I’ve vowed never to make these again {too dramatic?}...not because they aren’t good {obviously, or I wouldn’t be posting them} but because they are TOO GOOD. I have zero self-control with these Monster Cookies...I can’t stop at just 1,2,3...don’t judge until you’ve made them. They are officially my favorite cookie.

I mean, I guess I shouldn’t feel too bad about eating them. They are dairy free, gluten free, refined sugar-free, and only sweetened with a touch of coconut sugar. But even healthier cookies are still cookies so don’t follow me on my lack of self-control, try to eat in moderation.

These cookies were created when I teamed up with JoJo’s and I immediately knew I wanted to create a healthier monster cookie using their Dark Chocolate Bark because it already has almonds, pistachios, and cranberries in the chocolate bark. The perfect combination for a monster cookie. Be sure to order some here and use the code KARA10 for 10% off your order. Grab an extra bag or two because this is the perfect treat to satisfy your chocolate craving.

These cookies are hearty and have the perfect combination of peanut butter, chocolate, and oats. Be sure to let them cool completely before taking them off the pan so they can set and harden up some. Or they will fall apart if they aren’t cooled.

But be warned, these cookies are highly addictive. Or maybe I just have a serious problem.

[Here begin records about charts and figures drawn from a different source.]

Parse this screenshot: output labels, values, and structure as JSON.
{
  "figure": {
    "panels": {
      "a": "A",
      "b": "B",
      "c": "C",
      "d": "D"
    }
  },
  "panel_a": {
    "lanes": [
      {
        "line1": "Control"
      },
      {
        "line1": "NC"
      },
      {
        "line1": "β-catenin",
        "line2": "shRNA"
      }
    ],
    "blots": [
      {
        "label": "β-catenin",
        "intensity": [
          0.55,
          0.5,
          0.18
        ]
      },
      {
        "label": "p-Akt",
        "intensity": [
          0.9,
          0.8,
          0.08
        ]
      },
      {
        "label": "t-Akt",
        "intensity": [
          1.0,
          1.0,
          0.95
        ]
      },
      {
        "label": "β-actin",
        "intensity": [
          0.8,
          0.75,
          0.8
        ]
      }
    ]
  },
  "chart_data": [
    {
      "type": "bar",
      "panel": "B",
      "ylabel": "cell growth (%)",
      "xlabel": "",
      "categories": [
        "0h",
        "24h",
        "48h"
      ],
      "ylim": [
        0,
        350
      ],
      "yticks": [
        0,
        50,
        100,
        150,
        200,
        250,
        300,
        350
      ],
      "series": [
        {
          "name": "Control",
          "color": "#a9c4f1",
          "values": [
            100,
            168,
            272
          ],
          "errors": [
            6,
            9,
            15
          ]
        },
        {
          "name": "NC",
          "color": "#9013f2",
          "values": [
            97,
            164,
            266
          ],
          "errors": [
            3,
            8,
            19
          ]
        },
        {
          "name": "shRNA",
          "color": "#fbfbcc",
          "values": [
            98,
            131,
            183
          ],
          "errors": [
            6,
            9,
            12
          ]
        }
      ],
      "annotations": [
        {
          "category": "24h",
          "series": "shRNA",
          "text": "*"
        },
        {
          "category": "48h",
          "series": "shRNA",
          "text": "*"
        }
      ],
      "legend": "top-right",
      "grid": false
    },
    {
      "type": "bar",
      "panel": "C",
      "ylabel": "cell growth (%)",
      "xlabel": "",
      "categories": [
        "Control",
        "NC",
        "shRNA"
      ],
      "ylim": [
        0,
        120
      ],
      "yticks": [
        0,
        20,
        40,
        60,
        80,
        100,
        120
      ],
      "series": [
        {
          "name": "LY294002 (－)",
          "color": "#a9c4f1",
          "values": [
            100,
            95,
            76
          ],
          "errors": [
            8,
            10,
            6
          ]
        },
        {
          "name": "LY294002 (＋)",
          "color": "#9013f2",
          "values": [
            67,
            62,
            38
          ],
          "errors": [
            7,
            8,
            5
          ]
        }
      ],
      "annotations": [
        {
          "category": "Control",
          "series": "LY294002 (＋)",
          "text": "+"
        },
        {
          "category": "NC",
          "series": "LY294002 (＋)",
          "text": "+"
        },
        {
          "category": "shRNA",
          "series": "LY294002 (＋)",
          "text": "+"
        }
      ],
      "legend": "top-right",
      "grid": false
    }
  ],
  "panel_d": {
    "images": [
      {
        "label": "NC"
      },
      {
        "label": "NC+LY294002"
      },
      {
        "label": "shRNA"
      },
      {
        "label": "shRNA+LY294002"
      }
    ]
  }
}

Either way, I hope you love these cookies as much as I do.

healthy monster cookies


3 pieces of JoJo’s Dark Chocolate Bark {chopped into small pieces}

3 cups gluten free oats

¾ cup coconut sugar

2 eggs

7 tbsp coconut oil

1 cup peanut butter

1 ½ tsp baking soda

¼ cup mini chocolate chips


  1. In a bowl, mix together the coconut sugar, eggs, coconut oil, peanut butter and baking soda until well combined.

  2. Add the oats and stir until well combined and you don’t see any dry oats.

  3. Add the chocolate chips and the JoJo’s Dark Chocolate Bark

  4. Using a cookie scoop, scoop onto baking sheet.

  5. Bake at 350 for 10-11 minutes.

  6. Let cool completely or they will fall apart.